Cher Monsieur,

Comme convenu, je vous recontacte pour apporter des éléments de réponse à votre demande du 8 septembre dernier.

Vous nous avez demandé de faire des recherches sur le Père Lamande et ses méfaits commis au collège St Louis de Gonzague et des investigations dans les archives, aussi bien de la Province que celles des Anciens Elèves de Franklin. Elles ont été effectuées et ne nous ont donné aucun élément sur ce dossier : on y trouve essentiellement des lettres de remerciements et des photos de promotion, de confirmations et autres retraites de groupe. Par ailleurs, les jésuites de cette génération qui ont connu le Père Lamande et qui ont pu être consultés, n’apportent pas d’éléments précis ni sur les comportements, ni sur les conditions de départ de Franklin du Père Lamande, si ce n’est, pour certains, sa difficulté de collaborer. Néanmoins votre témoignage et ceux que vous reportez sur votre blog montrent bien que le Père Lamande a eu des comportements condamnables. Soyez certain que, s’il nous arrive de rencontrer des personnes qui en doutent, nous leur faisons part de notre certitude de l’existence de tels faits, que nous regrettons et condamnons très vivement.
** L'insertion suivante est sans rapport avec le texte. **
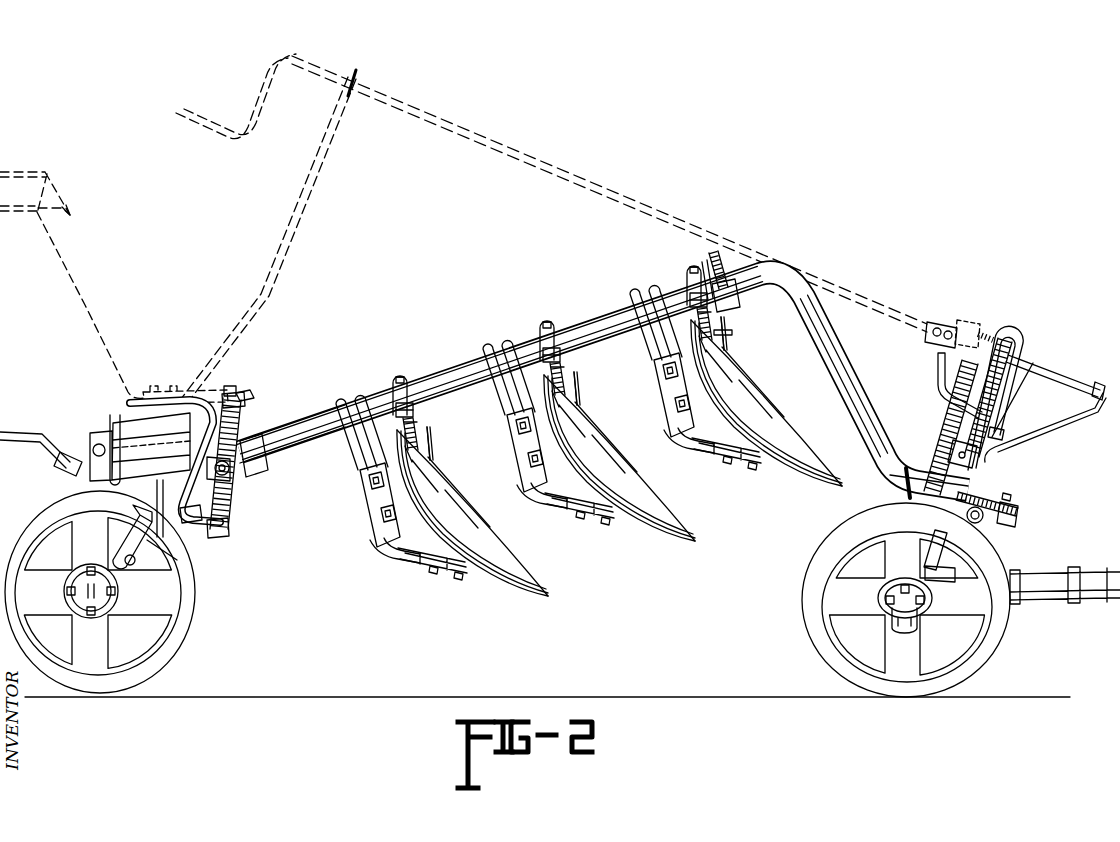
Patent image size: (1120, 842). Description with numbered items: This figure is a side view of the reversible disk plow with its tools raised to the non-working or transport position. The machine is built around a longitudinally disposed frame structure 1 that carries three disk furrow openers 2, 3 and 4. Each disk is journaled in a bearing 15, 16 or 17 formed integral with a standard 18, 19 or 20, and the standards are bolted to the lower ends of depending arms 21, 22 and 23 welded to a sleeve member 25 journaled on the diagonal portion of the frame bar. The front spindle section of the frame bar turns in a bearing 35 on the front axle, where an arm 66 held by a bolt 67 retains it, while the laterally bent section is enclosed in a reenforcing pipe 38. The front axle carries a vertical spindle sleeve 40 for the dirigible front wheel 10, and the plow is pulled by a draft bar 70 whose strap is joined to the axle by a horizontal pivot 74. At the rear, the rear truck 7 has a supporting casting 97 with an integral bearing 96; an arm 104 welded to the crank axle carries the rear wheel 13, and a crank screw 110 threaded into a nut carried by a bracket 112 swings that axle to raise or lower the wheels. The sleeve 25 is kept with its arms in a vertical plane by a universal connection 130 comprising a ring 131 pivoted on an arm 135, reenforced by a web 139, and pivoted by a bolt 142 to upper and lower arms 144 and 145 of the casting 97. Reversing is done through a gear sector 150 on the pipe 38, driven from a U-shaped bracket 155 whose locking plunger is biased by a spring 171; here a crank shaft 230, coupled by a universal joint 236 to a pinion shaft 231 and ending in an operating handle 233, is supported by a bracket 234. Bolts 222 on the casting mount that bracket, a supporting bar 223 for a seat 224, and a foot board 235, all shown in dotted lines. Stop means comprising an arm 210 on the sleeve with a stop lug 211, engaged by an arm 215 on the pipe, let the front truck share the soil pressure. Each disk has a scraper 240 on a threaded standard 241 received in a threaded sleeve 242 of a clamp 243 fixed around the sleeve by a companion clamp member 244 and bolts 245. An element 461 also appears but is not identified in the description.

The frame structure 1 is at (843, 361).
The disk 2 is at (524, 580).
The disk 3 is at (677, 533).
The disk 4 is at (818, 480).
The rear truck 7 is at (132, 566).
The dirigible wheel 10 is at (976, 652).
The rear wheel 13 is at (180, 632).
The bearing 15 is at (442, 560).
The bearing 16 is at (594, 506).
The bearing 17 is at (738, 455).
The standard 18 is at (378, 500).
The standard 19 is at (526, 452).
The standard 20 is at (670, 398).
The depending arm 21 is at (358, 452).
The depending arm 22 is at (505, 402).
The depending arm 23 is at (648, 340).
The sleeve member 25 is at (592, 326).
The bearing sleeve 35 is at (975, 500).
The reenforcing pipe 38 is at (852, 394).
The spindle sleeve 40 is at (926, 548).
The arm 66 is at (1018, 517).
The bolt 67 is at (1012, 502).
The draft bar 70 is at (1040, 571).
The horizontal pivot 74 is at (940, 574).
The bearing 96 is at (128, 445).
The rear supporting casting 97 is at (118, 403).
The arm 104 is at (168, 560).
The crank screw 110 is at (64, 468).
The bracket 112 is at (78, 458).
The universal connection 130 is at (257, 407).
The ring 131 is at (230, 487).
The arm 135 is at (262, 466).
The web 139 is at (272, 440).
The pivot bolt 142 is at (230, 528).
The upper forwardly extending arm 144 is at (228, 388).
The lower forwardly extending arm 145 is at (199, 528).
The gear sector 150 is at (950, 430).
The U-shaped bracket 155 is at (1012, 336).
The biasing spring 171 is at (1003, 430).
The arm 210 is at (705, 262).
The stop lug 211 is at (727, 296).
The arm 215 is at (722, 254).
The bolts 222 is at (172, 386).
The supporting bar 223 is at (124, 300).
The seat 224 is at (38, 188).
The crank shaft 230 is at (630, 199).
The shaft 231 is at (1060, 376).
The operating handle 233 is at (225, 126).
The bracket 234 is at (298, 246).
The foot board 235 is at (244, 394).
The universal joint 236 is at (962, 322).
The scraper 240 is at (431, 452).
The threaded standard 241 is at (732, 331).
The threaded sleeve 242 is at (418, 432).
The clamp 243 is at (415, 413).
The companion clamp member 244 is at (391, 385).
The bolts 245 is at (400, 377).
The brace 461 is at (1062, 422).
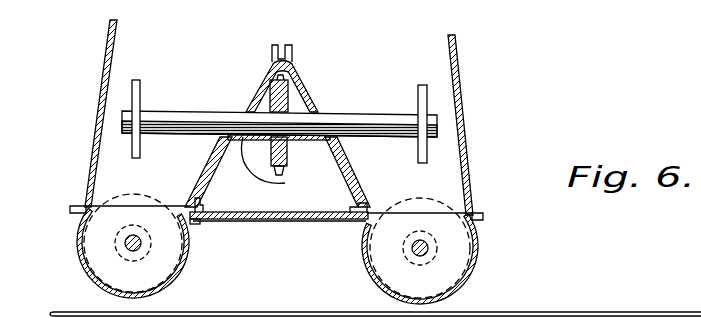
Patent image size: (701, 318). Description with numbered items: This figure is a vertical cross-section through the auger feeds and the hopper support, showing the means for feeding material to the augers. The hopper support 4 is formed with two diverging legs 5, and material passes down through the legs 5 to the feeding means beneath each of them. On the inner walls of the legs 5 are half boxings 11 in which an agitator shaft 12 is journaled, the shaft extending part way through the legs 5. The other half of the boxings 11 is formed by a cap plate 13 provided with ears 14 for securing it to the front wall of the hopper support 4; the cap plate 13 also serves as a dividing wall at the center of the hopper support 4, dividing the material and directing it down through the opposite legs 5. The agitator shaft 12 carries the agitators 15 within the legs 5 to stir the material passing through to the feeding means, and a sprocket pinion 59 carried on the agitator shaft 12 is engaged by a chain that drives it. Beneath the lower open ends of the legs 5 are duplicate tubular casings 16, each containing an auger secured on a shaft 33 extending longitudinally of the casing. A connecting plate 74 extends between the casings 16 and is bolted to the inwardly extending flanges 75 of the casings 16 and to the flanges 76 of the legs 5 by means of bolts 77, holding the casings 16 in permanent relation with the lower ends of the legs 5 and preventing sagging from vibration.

The hopper support 4 is at (135, 113).
The diverging legs 5 is at (276, 172).
The half boxings 11 is at (269, 168).
The agitator shaft 12 is at (215, 101).
The cap plate 13 is at (306, 93).
The ears 14 is at (293, 52).
The agitators 15 is at (131, 146).
The tubular casings 16 is at (49, 270).
The shaft 33 is at (140, 247).
The sprocket pinion 59 is at (286, 158).
The connecting plate 74 is at (288, 222).
The inwardly extending flanges 75 is at (196, 223).
The flanges 76 is at (203, 207).
The bolts 77 is at (361, 222).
Pour ce qui concerne les affaires anciennes sur lesquelles la justice ne peut plus intervenir, nous avons pris des contacts ces derniers mois avec des associations d’aide aux victimes. Elles nous encouragent à poursuivre dans l’information large donnée sur l’existence de notre cellule d’accueil, pour que toutes les anciennes victimes puissent en être informées et puissent nous contacter ; nous sommes bien sûr toujours disponibles pour les recevoir.

Cependant, ces associations invitent à la plus grande prudence quant à la prise de contact directe avec les victimes. Selon leur expérience, des démarches ‘pro-actives’ de notre part peuvent en effet être blessantes et perçues comme intrusives en arrivant à un moment inopportun dans la vie de personnes victimes. Vous le savez vous-mêmes, il est primordial de respecter chaque histoire personnelle et le moment choisi par la personne victime pour parler ou non de ce qu’elle a pu subir. Au terme de nos échanges avec les professionnels rencontrés dans les associations d’aide aux victimes, il nous apparaît qu’il est à craindre qu’une initiative de prise de contact directe de notre part soit perçue comme une nouvelle violence faite par l’institution, et ce, alors que cette institution peut être considérée par une personne victime comme étant, en tout ou en partie, responsable des maux et dommages  déjà subis. Ainsi, nous continuerons d’informer largement sur l’existence de notre cellule, sur le protocole que nous avons mis en place, mais nous estimons que nous ne devons pas envisager  de contacter les victimes éventuelles, par respect pour elles. Et nous vous confirmons que nous restons bien-sûr très attentifs à toute prise de contact faite par toute personne victime qui nous interpelle ou nous sollicite.

D’autre part, le protocole précise bien notre manière d’agir au cas où des faits nouveaux d’abus nous seraient communiqués (cf. pages 9 et 10). Nous y rappelons quand et comment, en application de la loi, la justice sera saisie ; et il convient de souligner dans ce cas, que conformément à la loi, nous serons tenus au silence jusqu’au procès, de manière à laisser la justice opérer, à protéger les victimes et à respecter la présomption d’innocence.

Vous évoquez des affaires en Belgique. Je ne peux que vous inviter à vous tourner vers les instances ecclésiales belges compétentes. La Commission Interdiocésaine pour la Protection des Enfants et des Jeunes a déterminé pour le dépôt des plaintes des points de contacts par diocèse belge et un point de contact pour la Conférence des religieuses/religieux en Belgique (COREB) (pointdecontactabus.coreb@catho.be) ; celle-ci adresse les plaignants aux supérieurs majeurs concernés.

Enfin, vous concluez votre message par la demande d’être accueilli par le groupe d’accueil. Le groupe en tant que tel ne reçoit pas directement les victimes mais mandate l’un et ou l’autre de ses membres pour les recevoir individuellement. Ce qui fut fait pour vous à plusieurs reprises par le P. Yves de Kergaradec, avec lequel vous avez pu évoquer votre situation personnelle.

Nous espérons que ces éléments de réponse vous permettront de mieux comprendre notre manière d’agir et notre volonté de respecter notamment les victimes.